A velha Felismina em conluio com a mulher do Cu à Vela
resolveu fazer uma promessa: a Senhora de Fátima é que
iria decifrar o que estava ainda por decifrar.

(J.A.R.)

Comments:
" A Paixão é meu destino, meu final e meu começo"

Maria Teresa Horta


Beijinhos embrulhados em abraços
 
Li. E dum só fôlego (olhe que não é fácil). E gostei.
Pois é... Os afonsos...

zl
 
Li. E dum fôlego (olhe que não é fácil). E gostei.
Pois é!... Os afonsos!...

zl
 
Olá Sonhadora!Obrigado:)
Beijinhos e abraços!
 
Caro Zé Luís,

Saiu em duplicado o seu comentário!
A culpa, como calcula, só pode ser do Afonso!...
Um grande abraço!
 
A questão do duplicado é porque o "Zé Luís" (posso tratá-lo assim?) é como eu e sente tudo a dobrar.

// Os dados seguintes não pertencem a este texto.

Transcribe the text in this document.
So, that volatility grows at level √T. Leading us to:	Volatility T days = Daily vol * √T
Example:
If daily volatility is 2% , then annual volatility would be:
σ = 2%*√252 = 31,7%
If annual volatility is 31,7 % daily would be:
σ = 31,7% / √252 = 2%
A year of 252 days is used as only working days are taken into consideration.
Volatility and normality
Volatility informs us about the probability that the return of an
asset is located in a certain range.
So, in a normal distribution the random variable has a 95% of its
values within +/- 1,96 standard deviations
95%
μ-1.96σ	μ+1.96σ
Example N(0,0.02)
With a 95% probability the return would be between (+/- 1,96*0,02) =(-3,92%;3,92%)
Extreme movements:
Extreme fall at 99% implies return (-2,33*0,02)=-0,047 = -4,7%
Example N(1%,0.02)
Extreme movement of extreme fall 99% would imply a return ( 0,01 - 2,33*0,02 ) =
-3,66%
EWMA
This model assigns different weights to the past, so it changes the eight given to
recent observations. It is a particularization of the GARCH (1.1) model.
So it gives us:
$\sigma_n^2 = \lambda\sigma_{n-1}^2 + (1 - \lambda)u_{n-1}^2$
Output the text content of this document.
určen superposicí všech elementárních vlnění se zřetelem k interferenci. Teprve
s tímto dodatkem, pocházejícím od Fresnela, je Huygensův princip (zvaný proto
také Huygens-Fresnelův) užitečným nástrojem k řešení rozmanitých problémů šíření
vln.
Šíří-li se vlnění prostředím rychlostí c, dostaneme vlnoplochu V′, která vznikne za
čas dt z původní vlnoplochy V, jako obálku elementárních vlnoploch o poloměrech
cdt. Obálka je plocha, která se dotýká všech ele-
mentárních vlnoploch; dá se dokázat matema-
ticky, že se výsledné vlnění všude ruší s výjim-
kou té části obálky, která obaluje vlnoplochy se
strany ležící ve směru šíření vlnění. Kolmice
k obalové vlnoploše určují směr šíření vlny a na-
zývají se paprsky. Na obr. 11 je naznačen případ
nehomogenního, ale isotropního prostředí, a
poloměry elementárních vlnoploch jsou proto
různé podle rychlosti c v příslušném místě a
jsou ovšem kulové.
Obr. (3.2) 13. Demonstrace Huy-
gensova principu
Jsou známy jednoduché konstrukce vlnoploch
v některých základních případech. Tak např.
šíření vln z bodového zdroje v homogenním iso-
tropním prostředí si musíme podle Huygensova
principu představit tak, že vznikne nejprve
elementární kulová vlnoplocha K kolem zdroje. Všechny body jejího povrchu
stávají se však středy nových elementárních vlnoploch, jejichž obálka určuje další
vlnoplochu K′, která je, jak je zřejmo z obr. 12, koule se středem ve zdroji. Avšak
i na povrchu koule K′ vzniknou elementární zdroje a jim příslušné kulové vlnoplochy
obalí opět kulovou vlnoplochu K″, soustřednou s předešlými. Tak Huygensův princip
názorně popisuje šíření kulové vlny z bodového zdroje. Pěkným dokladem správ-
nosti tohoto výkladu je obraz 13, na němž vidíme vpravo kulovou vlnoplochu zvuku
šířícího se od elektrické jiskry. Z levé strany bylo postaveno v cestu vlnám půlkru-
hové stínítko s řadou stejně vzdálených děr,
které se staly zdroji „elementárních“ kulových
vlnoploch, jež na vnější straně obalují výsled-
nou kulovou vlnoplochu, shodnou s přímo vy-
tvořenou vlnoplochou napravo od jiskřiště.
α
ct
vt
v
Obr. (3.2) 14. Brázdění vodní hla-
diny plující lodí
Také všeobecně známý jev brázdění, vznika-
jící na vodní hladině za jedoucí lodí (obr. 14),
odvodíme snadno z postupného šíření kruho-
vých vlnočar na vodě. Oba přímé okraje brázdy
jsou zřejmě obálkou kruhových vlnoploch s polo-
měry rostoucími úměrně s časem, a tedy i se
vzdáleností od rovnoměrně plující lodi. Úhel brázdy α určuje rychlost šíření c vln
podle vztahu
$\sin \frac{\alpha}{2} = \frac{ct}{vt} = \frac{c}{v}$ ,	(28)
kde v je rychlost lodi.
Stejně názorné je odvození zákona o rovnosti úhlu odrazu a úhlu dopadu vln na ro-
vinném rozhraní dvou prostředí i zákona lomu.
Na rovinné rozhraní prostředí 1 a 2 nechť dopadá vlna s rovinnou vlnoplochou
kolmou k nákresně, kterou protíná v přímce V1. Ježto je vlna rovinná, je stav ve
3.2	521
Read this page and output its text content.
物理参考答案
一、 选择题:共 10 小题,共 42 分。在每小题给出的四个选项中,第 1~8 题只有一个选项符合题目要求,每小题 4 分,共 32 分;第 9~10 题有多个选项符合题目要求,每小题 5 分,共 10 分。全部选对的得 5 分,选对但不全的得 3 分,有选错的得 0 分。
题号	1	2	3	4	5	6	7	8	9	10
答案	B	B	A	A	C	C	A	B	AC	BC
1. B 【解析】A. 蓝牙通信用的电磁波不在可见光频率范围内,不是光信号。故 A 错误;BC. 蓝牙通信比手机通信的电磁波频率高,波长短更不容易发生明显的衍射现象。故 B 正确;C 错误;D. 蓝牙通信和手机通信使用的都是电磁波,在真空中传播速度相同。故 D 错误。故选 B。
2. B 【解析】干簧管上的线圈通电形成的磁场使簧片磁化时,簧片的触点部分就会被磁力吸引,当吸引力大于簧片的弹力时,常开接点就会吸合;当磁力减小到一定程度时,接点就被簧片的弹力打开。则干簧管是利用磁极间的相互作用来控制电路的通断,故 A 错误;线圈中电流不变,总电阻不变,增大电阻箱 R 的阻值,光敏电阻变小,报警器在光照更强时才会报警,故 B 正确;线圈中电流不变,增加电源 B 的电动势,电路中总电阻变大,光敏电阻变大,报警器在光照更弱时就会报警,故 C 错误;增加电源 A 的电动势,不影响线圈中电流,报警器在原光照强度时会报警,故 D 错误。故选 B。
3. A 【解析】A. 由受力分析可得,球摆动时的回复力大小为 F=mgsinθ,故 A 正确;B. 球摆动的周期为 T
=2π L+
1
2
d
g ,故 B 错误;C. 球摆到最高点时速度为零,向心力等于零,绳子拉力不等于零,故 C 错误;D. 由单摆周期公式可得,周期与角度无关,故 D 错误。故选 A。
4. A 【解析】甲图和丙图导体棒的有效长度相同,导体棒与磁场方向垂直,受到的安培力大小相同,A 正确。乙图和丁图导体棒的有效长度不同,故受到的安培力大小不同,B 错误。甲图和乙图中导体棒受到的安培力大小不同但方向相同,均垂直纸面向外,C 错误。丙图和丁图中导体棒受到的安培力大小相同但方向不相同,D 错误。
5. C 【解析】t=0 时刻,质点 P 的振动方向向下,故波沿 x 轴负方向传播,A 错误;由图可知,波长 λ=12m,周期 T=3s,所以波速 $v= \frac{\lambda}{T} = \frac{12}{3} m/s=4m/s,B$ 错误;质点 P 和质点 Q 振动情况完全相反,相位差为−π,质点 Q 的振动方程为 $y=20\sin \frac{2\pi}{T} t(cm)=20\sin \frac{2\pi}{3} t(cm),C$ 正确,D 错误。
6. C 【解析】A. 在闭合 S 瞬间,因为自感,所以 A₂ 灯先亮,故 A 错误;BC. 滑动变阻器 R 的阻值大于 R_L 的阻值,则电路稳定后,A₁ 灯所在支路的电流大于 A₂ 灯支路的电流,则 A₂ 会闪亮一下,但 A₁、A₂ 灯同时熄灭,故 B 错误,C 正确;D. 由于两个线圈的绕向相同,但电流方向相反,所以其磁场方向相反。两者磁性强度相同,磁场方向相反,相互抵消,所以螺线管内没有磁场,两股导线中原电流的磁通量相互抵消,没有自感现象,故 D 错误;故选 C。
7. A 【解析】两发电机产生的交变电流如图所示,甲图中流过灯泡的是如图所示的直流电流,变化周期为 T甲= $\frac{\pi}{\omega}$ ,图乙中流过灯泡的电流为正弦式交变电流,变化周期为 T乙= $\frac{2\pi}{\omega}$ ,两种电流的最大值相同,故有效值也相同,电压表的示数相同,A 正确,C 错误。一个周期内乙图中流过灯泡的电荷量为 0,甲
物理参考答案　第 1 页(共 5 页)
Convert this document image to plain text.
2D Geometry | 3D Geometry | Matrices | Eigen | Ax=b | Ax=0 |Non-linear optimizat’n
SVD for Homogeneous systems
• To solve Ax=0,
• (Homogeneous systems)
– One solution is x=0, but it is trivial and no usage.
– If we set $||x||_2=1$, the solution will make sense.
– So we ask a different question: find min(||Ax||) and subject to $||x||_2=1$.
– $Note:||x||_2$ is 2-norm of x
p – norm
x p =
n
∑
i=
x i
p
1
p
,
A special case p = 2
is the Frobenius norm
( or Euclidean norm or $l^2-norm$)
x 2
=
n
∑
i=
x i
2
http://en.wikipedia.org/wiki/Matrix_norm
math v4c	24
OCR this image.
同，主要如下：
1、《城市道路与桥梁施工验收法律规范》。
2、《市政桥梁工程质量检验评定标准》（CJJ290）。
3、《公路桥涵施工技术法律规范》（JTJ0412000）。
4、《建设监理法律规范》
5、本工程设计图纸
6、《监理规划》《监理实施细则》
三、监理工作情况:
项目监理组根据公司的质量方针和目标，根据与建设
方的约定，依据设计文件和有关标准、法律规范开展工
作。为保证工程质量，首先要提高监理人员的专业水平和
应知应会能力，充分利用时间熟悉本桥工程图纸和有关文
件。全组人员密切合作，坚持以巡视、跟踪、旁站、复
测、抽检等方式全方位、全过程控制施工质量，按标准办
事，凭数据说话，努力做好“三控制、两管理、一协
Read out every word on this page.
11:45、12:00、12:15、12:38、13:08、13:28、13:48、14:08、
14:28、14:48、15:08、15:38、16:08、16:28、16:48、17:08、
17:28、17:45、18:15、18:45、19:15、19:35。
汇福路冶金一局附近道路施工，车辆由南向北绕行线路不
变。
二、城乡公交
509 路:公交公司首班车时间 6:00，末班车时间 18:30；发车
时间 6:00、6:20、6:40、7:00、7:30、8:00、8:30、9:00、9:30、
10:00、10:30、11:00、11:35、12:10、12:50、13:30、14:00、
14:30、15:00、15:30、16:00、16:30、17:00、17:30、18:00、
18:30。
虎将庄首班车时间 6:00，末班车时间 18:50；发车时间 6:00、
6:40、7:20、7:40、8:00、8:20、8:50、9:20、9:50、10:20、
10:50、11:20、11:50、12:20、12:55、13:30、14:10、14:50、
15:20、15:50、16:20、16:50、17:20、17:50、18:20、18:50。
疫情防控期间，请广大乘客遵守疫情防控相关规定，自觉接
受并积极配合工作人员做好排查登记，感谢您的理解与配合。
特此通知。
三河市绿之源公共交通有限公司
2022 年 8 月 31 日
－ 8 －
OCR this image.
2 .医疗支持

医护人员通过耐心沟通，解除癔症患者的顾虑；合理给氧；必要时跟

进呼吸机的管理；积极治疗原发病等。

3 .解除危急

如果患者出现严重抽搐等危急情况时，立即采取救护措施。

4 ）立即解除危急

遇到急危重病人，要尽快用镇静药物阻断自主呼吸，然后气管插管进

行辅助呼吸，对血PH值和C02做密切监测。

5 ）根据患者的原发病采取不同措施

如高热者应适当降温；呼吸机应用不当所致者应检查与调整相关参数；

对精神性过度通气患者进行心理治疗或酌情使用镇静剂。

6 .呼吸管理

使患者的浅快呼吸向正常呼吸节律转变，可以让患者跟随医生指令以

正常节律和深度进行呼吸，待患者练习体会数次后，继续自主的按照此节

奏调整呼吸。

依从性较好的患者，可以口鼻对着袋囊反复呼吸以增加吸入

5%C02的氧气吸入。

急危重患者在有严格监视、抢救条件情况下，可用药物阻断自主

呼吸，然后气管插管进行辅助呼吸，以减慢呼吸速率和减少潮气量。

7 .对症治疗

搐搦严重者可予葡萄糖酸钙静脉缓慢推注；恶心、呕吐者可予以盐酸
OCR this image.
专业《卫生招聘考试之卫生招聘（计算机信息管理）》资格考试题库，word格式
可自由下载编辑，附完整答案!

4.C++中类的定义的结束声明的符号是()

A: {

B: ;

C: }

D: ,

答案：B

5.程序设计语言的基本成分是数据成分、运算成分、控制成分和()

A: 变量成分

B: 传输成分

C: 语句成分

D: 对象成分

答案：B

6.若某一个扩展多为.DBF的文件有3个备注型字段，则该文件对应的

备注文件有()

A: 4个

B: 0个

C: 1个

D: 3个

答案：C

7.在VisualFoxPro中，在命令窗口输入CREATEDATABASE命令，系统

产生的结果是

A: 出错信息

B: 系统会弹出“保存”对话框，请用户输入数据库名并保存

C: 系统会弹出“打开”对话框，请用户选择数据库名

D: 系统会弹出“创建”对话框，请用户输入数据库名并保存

Acontece-me muito, tal a intensidade da leitura.
Também gostei Zé.

Um abraço!
(quase de partida)
 
Ná, aqui há gato. Cá para mim estão todos seduzidos pelo "sacripanta" do Afonso. Estão agarrados.
O verso de Maria Teresa Horta, com a paixão grafada com maiúscula, ou seja, personificada,
é muito bonito.

Um abraço para o Zé, para a Alex e para os restantes comentadores. Vão aos Santos Populares, se puderem, e divirtam-se!